We try to deceive ourselves by saying we live in a civilized society. We think the right Prada bag or the proper choice of vehicle will somehow elevate our status, and with it, quell the beasts that dwell within.
It’s bullshit, of course. We’re not civilized. Watching any newscast will prove it. It’s out there, it’s on every street — the animal within. But we fool ourselves well.
This time of year, though, it’s a little harder to make the primal-within sit down and behave.
Know that little bit of weariness tempered with exuberance, the feistiness stirring within? That’s cabin fever. The awakening of all of us as the season progresses. Spring’s rising, and with it, so are our temperatures. Pheromones abound. Please do not feed the hormones.
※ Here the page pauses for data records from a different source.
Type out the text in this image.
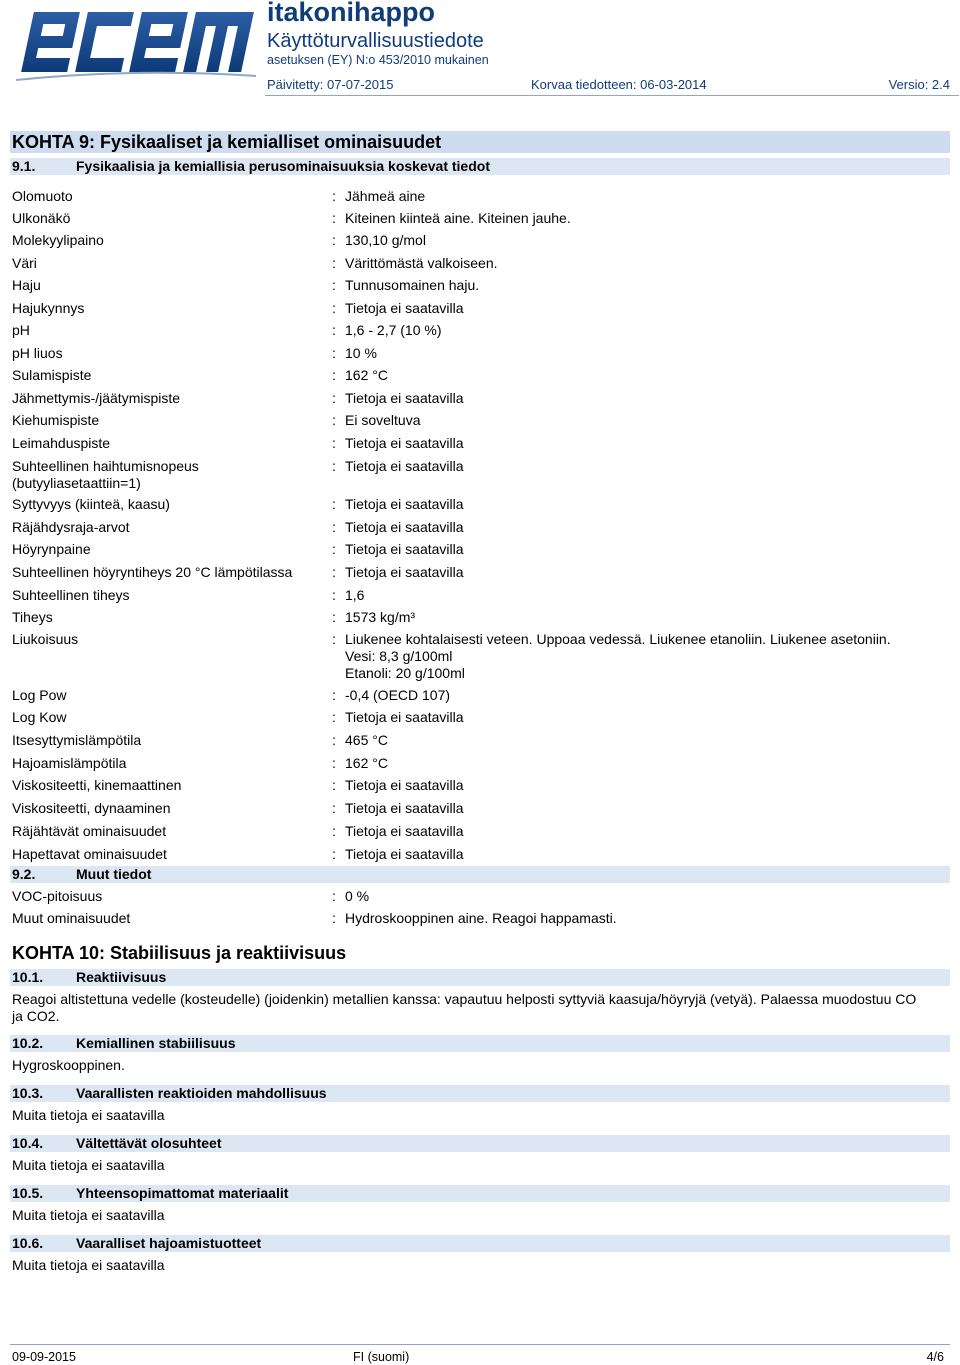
itakonihappo
Käyttöturvallisuustiedote
asetuksen (EY) N:o 453/2010 mukainen
Päivitetty: 07-07-2015	Korvaa tiedotteen: 06-03-2014	Versio: 2.4
KOHTA 9: Fysikaaliset ja kemialliset ominaisuudet
9.1.	Fysikaalisia ja kemiallisia perusominaisuuksia koskevat tiedot
Olomuoto	: Jähmeä aine
Ulkonäkö	: Kiteinen kiinteä aine. Kiteinen jauhe.
Molekyylipaino	: 130,10 g/mol
Väri	: Värittömästä valkoiseen.
Haju	: Tunnusomainen haju.
Hajukynnys	: Tietoja ei saatavilla
pH	: 1,6 - 2,7 (10 %)
pH liuos	: 10 %
Sulamispiste	: 162 °C
Jähmettymis-/jäätymispiste	: Tietoja ei saatavilla
Kiehumispiste	: Ei soveltuva
Leimahduspiste	: Tietoja ei saatavilla
Suhteellinen haihtumisnopeus
(butyyliasetaattiin=1)
: Tietoja ei saatavilla
Syttyvyys (kiinteä, kaasu)	: Tietoja ei saatavilla
Räjähdysraja-arvot	: Tietoja ei saatavilla
Höyrynpaine	: Tietoja ei saatavilla
Suhteellinen höyryntiheys 20 °C lämpötilassa	: Tietoja ei saatavilla
Suhteellinen tiheys	: 1,6
Tiheys	: 1573 kg/m³
Liukoisuus	: Liukenee kohtalaisesti veteen. Uppoaa vedessä. Liukenee etanoliin. Liukenee asetoniin.
Vesi: 8,3 g/100ml
Etanoli: 20 g/100ml
Log Pow	: -0,4 (OECD 107)
Log Kow	: Tietoja ei saatavilla
Itsesyttymislämpötila	: 465 °C
Hajoamislämpötila	: 162 °C
Viskositeetti, kinemaattinen	: Tietoja ei saatavilla
Viskositeetti, dynaaminen	: Tietoja ei saatavilla
Räjähtävät ominaisuudet	: Tietoja ei saatavilla
Hapettavat ominaisuudet	: Tietoja ei saatavilla
9.2.	Muut tiedot
VOC-pitoisuus	: 0 %
Muut ominaisuudet	: Hydroskooppinen aine. Reagoi happamasti.
KOHTA 10: Stabiilisuus ja reaktiivisuus
10.1. Reaktiivisuus
Reagoi altistettuna vedelle (kosteudelle) (joidenkin) metallien kanssa: vapautuu helposti syttyviä kaasuja/höyryjä (vetyä). Palaessa muodostuu CO
ja CO2.
10.2. Kemiallinen stabiilisuus
Hygroskooppinen.
10.3. Vaarallisten reaktioiden mahdollisuus
Muita tietoja ei saatavilla
10.4. Vältettävät olosuhteet
Muita tietoja ei saatavilla
10.5. Yhteensopimattomat materiaalit
Muita tietoja ei saatavilla
10.6. Vaaralliset hajoamistuotteet
Muita tietoja ei saatavilla
09-09-2015	FI (suomi)	4/6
We want to be good people. We want to respect others’ rights. We want to be gracious, caring, passionate, but there are too many people who feel there’s no way to balance being that with being a primal lover who growls, bites, scratches, and moans like they’re howling at the moon. And as crazy as it sounds, it’s absolutely possible to play both roles – on the same night, even.
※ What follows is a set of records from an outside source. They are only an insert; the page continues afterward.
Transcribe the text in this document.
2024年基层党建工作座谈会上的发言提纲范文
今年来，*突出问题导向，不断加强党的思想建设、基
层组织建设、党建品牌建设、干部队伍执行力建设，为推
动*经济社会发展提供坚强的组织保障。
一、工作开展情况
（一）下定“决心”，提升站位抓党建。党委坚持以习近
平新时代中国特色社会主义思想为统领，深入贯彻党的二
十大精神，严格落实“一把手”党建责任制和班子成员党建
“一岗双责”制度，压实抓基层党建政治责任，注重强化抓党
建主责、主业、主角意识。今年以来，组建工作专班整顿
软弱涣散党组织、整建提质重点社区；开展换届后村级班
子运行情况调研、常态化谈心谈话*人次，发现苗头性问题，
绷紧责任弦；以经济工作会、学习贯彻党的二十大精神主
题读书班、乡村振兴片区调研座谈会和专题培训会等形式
Being that lover, though, is a hell of a lot better than going to therapy. Getting that need, that primal, down-n-dirty need out of your system does a hell of a lot of good for someone. Some people do it through S&M, with pain or humiliation being involved. All right, fine, not my bag, but that’s cool. Me, I’m one of the “put some tribal rhythms on and let’s go native, baby” type who’s into jungle-fever lovin’. It’s the one kind of sex that leaves a lover absolutely satiated. Worn out, thankful, and thrilled, it’s the best experience I can have, some days. It’s not something I could do every time, but my god, I’m unlikely to pass it up, too.
I try to think of it, I try to understand, and I just can’t fathom it. What is it like to be unable to admit to what lies in your heart, to admit you have a primal beast within? How do you tell yourself that vanilla is all you really want, that a little taste of something exotic doesn’t appeal? How can you kid yourself and pretend those dark places you know you have aren’t really there? What must it be like to force yourself to live a mundane, safe little life where you never, ever push the limits to see what you can or can’t do, or better yet, just how good all that pushing can feel?
You know, primal sex is the lover’s equivalent of extreme sports. If you haven’t bought your ticket to ride, well, you won’t believe the rush you’re missing.